Aging is a concept that has intrigued and eluded scientists forever; how can we prolong our mortal timespan? While there have been some insights into promoting human longevity, the process of aging remains mostly unknown. What we do know, however, is that it is impossible to label aging as a single process, but it is a cumulation of a series of changes in the body- the most important being inflammation, which is the body’s response to some harmful stimuli. 90% of aging related disorders are a direct cause of inflammation of some part of the body [2]. As people age, nucleic acids break down over time, and the products from the breakdown are dangerous, which triggers the inflammatory response in our body. The extended exposure to these molecules lead to chronic inflammation, in which many cells in the area die or are rendered useless [3]. Chronic inflammation has been shown to lead directly to Parkinson’s Disease, cardiovascular disease, osteoarthritis, and even depression- all of which affect the elderly more. Looking at 1L-1-beta, a specific gene that heavily promotes inflammation, scientists categorized people into either having a high activation or low activation of the gene. It was found that the group with high activation, people were older, and at higher risk for cardiovascular diseases and more harmful molecules in the body [2].
While there has been research looking to stop all these processes, it has been found that as coffee is broken down in the body, caffeine and its metabolic products actually counteract this inflammatory response caused by the nucleic acids. In another study comparing the relationship between coffee drinkers and Parkinson’s disease in 673 individuals, it was found that people who reported being heavy coffee drinkers actually had either mild Parkinson’s disease or experienced a later onset of the disease [4]. One of the root causes for Parkinson’s is an inflammation reaction which leads to the loss of dopamine in the brain. It appears as if the caffeine from heavy coffee drinkers actually reduced the severity of this inflammatory reaction and thereby leading to the mild and later development of symptoms. This is the same kind of inflammation also associated with aging. Another study done placed a coffee extract in egg samples and measured the amount of protein denaturation. The egg samples with higher concentrations of coffee extract showed less protein denaturation, which further adds to its characterization as a substance that helps the body [5]. One possible explanation for this phenomenon is the presence of polyphenols in coffee, which is a known antioxidant.

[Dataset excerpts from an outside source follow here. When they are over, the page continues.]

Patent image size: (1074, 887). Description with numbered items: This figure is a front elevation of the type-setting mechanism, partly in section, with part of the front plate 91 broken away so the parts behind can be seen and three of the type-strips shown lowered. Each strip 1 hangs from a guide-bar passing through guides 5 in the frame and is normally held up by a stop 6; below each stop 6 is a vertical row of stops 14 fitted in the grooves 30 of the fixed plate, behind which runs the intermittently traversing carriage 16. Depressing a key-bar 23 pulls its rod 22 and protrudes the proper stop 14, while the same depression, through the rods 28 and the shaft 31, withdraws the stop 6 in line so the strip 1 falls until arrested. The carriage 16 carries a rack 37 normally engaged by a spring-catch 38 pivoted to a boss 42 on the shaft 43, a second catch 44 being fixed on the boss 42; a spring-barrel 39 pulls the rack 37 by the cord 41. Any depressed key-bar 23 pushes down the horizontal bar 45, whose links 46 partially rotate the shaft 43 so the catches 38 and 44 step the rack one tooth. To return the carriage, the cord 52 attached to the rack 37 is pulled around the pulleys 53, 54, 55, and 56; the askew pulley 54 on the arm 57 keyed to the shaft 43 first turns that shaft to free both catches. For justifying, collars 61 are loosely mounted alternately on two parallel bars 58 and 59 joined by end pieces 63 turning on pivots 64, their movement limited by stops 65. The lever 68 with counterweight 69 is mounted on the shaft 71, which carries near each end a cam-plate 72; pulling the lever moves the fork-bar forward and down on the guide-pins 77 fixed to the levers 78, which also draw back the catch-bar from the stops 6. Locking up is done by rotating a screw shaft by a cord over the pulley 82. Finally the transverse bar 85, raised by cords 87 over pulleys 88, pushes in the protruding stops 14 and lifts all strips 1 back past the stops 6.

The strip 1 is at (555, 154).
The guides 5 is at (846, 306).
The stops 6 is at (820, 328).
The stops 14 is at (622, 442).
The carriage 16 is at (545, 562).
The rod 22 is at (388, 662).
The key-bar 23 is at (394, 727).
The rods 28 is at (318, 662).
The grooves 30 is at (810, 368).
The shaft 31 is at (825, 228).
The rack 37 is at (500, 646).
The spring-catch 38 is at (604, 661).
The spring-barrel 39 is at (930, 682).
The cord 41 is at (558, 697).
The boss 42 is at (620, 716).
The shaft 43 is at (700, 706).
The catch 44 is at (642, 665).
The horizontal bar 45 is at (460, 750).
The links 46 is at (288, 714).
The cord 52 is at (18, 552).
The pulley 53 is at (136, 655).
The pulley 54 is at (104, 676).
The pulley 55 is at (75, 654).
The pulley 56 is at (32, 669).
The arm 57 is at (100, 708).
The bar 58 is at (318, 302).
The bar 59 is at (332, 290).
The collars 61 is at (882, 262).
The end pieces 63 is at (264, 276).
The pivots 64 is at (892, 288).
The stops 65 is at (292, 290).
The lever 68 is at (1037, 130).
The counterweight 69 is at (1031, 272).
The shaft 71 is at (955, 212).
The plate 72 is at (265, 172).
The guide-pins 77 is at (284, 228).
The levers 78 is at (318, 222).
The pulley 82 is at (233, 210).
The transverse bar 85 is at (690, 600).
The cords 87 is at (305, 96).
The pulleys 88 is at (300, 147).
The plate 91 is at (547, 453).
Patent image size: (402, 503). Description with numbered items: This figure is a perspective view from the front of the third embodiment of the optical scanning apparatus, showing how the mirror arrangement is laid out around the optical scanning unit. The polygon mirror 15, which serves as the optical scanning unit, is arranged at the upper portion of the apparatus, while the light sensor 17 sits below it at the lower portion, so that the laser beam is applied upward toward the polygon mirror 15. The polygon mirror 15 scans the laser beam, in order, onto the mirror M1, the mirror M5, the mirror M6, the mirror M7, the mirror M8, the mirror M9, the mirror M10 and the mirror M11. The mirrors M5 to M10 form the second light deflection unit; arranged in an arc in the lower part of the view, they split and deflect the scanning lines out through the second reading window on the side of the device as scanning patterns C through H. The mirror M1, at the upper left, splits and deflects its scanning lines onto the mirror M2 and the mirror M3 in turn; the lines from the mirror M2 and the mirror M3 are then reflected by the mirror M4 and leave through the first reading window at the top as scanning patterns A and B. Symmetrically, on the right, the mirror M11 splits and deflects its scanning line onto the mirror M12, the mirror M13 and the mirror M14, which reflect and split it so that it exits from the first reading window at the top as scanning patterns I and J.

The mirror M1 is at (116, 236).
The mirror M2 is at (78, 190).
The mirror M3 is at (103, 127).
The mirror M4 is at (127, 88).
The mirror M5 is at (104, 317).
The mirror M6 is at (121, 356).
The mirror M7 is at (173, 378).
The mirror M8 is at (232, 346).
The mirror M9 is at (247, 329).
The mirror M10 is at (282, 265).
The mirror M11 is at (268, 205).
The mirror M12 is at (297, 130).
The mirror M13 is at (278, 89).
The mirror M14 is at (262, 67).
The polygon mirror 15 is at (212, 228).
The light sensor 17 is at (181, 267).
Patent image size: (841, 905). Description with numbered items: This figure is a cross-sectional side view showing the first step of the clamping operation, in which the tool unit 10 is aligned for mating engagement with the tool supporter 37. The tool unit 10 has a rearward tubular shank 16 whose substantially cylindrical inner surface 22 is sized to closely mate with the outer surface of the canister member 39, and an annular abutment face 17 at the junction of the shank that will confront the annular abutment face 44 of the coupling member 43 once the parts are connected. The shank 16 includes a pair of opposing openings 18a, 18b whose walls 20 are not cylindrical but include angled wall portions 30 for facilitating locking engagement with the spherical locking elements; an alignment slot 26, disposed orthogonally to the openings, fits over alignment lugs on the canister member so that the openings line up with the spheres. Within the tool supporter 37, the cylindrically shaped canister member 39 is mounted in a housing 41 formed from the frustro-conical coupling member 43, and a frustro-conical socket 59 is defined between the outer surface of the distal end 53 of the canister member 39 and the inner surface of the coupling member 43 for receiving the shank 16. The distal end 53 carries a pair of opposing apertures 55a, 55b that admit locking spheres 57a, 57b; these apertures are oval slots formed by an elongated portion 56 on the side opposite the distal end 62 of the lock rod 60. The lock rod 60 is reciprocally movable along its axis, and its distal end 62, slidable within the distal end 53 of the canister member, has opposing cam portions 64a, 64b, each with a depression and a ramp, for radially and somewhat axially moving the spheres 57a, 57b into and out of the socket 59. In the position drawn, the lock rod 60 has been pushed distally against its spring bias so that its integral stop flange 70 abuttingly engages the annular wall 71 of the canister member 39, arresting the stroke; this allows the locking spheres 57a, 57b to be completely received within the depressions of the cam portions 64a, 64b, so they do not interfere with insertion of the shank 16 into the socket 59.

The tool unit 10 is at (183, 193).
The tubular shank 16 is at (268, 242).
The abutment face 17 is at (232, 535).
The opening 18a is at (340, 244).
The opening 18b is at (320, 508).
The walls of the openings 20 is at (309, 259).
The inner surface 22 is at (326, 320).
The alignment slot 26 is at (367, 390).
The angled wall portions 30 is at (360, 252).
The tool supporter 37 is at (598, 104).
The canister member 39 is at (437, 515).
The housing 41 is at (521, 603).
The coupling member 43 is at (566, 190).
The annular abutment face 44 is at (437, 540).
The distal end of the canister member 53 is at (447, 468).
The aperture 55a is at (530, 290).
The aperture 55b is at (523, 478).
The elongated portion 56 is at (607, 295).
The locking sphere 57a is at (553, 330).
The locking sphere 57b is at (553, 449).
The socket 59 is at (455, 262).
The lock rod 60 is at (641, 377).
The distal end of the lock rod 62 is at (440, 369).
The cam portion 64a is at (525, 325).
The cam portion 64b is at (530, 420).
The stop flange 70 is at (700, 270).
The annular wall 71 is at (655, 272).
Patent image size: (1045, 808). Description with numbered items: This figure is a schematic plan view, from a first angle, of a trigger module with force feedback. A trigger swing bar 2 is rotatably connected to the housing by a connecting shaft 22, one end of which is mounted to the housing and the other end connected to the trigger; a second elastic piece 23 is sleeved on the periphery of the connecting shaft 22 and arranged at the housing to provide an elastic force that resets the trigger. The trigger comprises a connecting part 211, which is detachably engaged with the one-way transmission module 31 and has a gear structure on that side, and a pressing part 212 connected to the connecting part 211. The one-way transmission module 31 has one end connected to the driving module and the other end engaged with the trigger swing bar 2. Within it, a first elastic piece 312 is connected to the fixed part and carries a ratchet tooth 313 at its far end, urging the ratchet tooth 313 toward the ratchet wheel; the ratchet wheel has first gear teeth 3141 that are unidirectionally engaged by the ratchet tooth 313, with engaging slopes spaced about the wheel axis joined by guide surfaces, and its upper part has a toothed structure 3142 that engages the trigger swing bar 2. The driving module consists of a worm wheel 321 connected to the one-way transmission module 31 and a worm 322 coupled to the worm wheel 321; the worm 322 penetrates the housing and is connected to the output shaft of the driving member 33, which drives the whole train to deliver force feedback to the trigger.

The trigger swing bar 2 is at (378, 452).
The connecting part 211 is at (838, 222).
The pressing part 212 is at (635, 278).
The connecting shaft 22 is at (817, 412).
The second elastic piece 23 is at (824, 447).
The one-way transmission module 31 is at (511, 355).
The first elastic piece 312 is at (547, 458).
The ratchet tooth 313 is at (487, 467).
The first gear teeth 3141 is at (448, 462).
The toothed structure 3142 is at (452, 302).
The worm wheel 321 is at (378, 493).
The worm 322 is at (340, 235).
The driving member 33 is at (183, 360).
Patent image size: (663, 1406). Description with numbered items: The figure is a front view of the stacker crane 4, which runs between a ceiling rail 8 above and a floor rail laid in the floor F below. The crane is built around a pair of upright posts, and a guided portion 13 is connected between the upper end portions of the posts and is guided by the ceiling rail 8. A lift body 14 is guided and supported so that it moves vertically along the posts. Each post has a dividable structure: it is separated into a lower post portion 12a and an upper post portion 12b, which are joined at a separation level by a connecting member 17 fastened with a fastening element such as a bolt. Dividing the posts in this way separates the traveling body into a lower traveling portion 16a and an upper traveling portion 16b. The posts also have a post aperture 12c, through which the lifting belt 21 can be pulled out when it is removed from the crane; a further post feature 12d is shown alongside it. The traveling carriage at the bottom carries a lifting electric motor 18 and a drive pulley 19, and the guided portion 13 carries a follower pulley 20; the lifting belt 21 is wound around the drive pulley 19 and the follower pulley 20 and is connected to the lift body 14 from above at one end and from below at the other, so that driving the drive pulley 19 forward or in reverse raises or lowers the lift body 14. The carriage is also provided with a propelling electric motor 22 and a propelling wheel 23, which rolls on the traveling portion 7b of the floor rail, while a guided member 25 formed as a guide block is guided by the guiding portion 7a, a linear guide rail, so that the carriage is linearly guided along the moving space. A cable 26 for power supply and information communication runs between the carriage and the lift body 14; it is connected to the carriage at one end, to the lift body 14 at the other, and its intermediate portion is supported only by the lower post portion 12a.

While these studies are all just speculative and there is no actual evidence relating coffee to anti-aging, do we really need another excuse for another cup?
References:
1) “Coffee FAQ | Global Exchange.” Coffee FAQ | Global Exchange. N.p., n.d. Web. 08 Mar. 2017.
2) Goldman, Bruce. “Caffeine May Counter Age-related Inflammation.” News Center. Stanford University, 16 Jan. 1970. Web. 08 Mar. 2017.
3) “What Is an Inflammation?” National Center for Biotechnology Information. U.S. National Library of Medicine, 07 Jan. 2015. Web. 08 Mar. 2017.
4) Hancock DB, Martin ER, Stajich JM, Jewett R, Stacy MA, Scott BL, Vance JM, Scott WK. 2007. Smoking, Caffeine, and Nonsteroidal Anti-inflammatory Drugs in Families With Parkinson Disease. Arch Neurol. 64(4):576-580.
5) Chandra, S., Chatterjee, P., Dey, P., Bhattacharya, S. 2012 “Evaluation of in Vitro Anti-inflammatory Activity of Coffee against the Denaturation of Protein.” Asian Pacific Journal of Tropical Biomedicine. 2(1): S178-S180.